The Lives of Others builds off of this tense environment. The film’s plot revolves around the strange relationship of trust, distrust and deceit that develops between the playwright Dreyman, his girlfriend Christa-Maria Sieland (Martina Gedeck) and Wiesler, the Stasi officer in charge of monitoring them. Wiesler is a respected Stasi officer, who, lacking self confidence, finds his purpose by serving as the Communist Party’s “Shield and Sword.” Ever the true cynic, Wiesler agrees with German Culture Minister Hempf (Thomas Thieme) that Dreyman — a writer who is loyal to the GDR — is too good to be true and must be monitored for everyone’s good.

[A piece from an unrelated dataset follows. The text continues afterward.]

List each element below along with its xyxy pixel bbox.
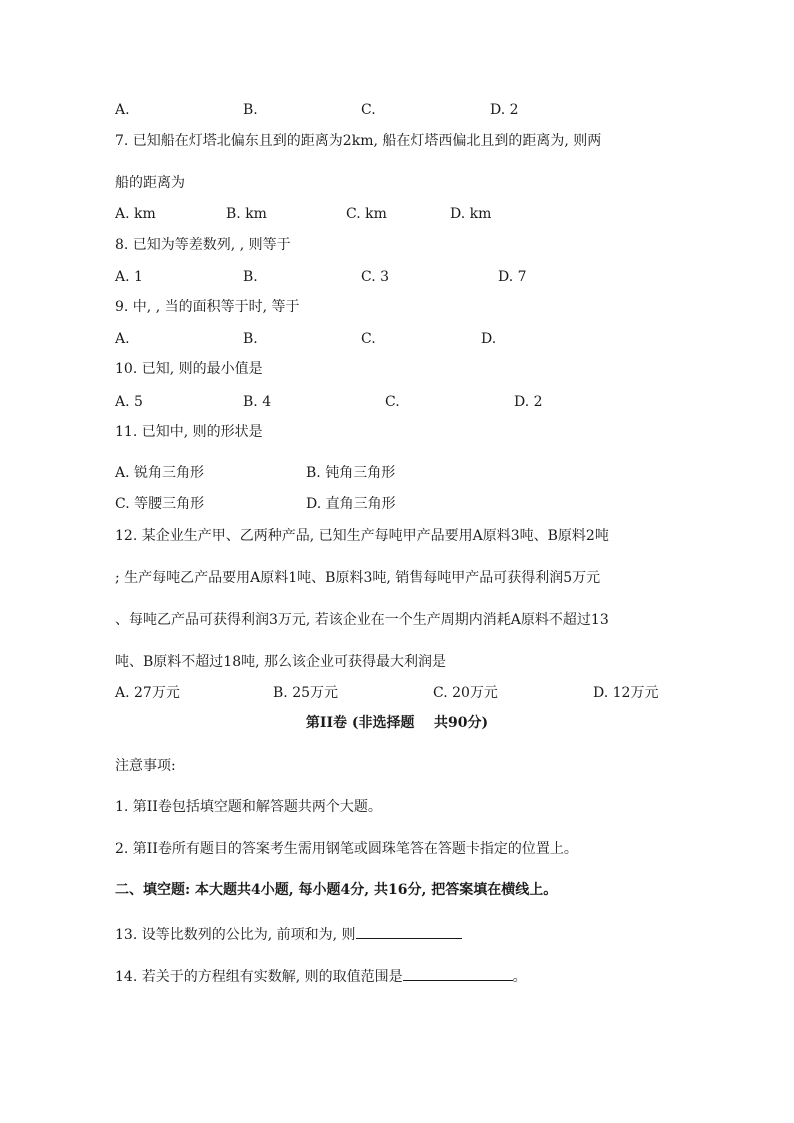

Events start to unravel the strange “three’s company too” arrangement between the couple and Wiesler. Christa-Maria, while always remaining supportive of Dreyman, enters an affair with Minister Hempf, believing it to be the only way to advance her career as an actor. Dreyman decides to write a “subversive” article on the high suicide rate of the GDR and publish it in the West. However, just as Wiesler discovers the information to destroy Dreyman, he also becomes disillusioned with the GDR. Wiesler, a loyal follower of the state, sees the GDR crumbling under its gigantic bureaucracy populated by bickering and self-serving ministers. Wiesler finds himself at a crossroads — to serve the state as usual and turn in Dreyman or to use his position to help the writer whose goals are genuinely well-intentioned.

The Lives of Others is a bold film. Up to now, most German cinema has portrayed the GDR in a patronizing tone as “the little socialist state that couldn’t.” It reflects on Germany’s Ostalgie movement, nostalgically remembering government-sponsored food programs and television as well as Trabant cars. For 40 years, many Germans worked for and participated with the GDR, and it is understandably difficult to label something that formed such a major part of people’s lives as inherently wrong. However, The Lives of Others has the courage to take a strong position in condemning the culture of fear that dominated the GDR. As demonstrated in the scene mentioned at the beginning of this review, the terrifying truth brought to light by The Lives of Others lies not in the methods of the Stasi, but in how quickly the citizenry complies with their practices.